Les classes géo-sociales

Un deuxième choix structurant concerne la manière de rendre compte du vote. Pour bénéficier de données cohérentes sur la longue durée, l’enquête repose sur les données électorales par communes. Les caractéristiques socio-économiques étudiées sont donc celles de la commune et non celles des électeurs. Les auteurs reconnaissent que cela peut constituer un problème méthodologique dans la mesure où ce sont des moyennes qui sont observées et non des données individuelles. C’est pourquoi la catégorie pertinente retenue pour l’analyse est celle de « classe géo-sociale » qui, arguent les auteurs, n’est pas réductrice dans la mesure où elle permet d’intégrer la multiplicité de processus économiques et de facteurs sociaux qui entrent en interaction pour caractériser finalement la situation socio-économique des individus. Nous ne traiterons pas ce point de méthode ici (discuté par ailleurs), afin de nous concentrer sur l’étape ultérieure du raisonnement.

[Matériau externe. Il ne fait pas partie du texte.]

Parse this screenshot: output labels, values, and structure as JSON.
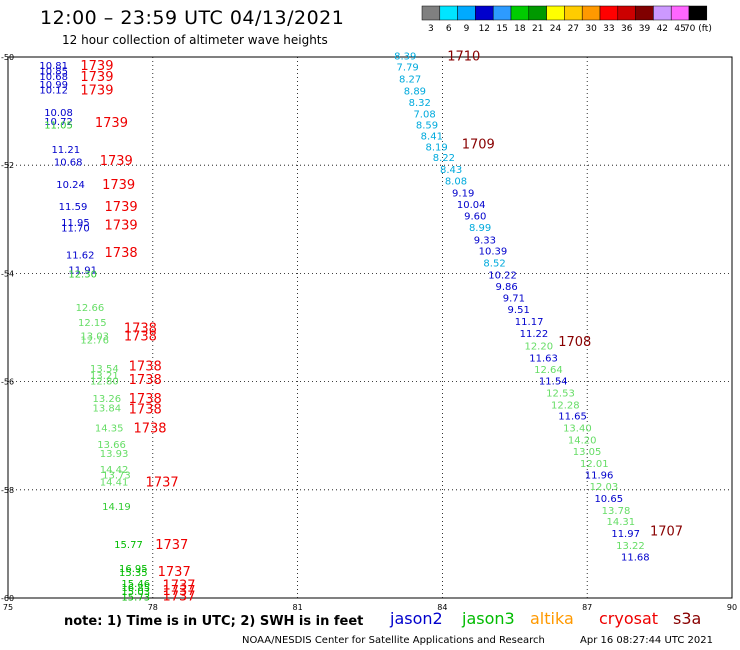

Les caractéristiques de classes géo-sociales sont appréhendées à l’échelle de la commune, dont le nombre n’a guère bougé dans la longue durée (de 37 000 au début du XIXe siècle à 35 000 actuellement), c’est-à-dire à une échelle assez fine. Mais, pour les besoins de la présentation, les auteurs décident de regrouper les communes en quatre grandes catégories d’habitat, dans une construction assez contre-intuitive. Ils retiennent en effet comme catégories pertinentes « les villages, les bourgs, les banlieues et les métropoles », quatre ensembles assez équilibrés d’après eux en 2022 : « 12 millions d’habitants dans les villages, 22 millions dans les bourgs, 21 millions dans les banlieues et 11 millions dans les métropoles ».  En outre, ils proposent de considérer que les villages et les bourgs représentent « le monde rural », c’est-à-dire la moitié de la population française, l’autre moitié étant « le monde urbain ». Au terme de ce « travail » sur les catégories, on obtient un « paysage globalement stabilisé » opposant monde rural et monde urbain comme deux moitiés à peu près équivalentes de la France en 2022.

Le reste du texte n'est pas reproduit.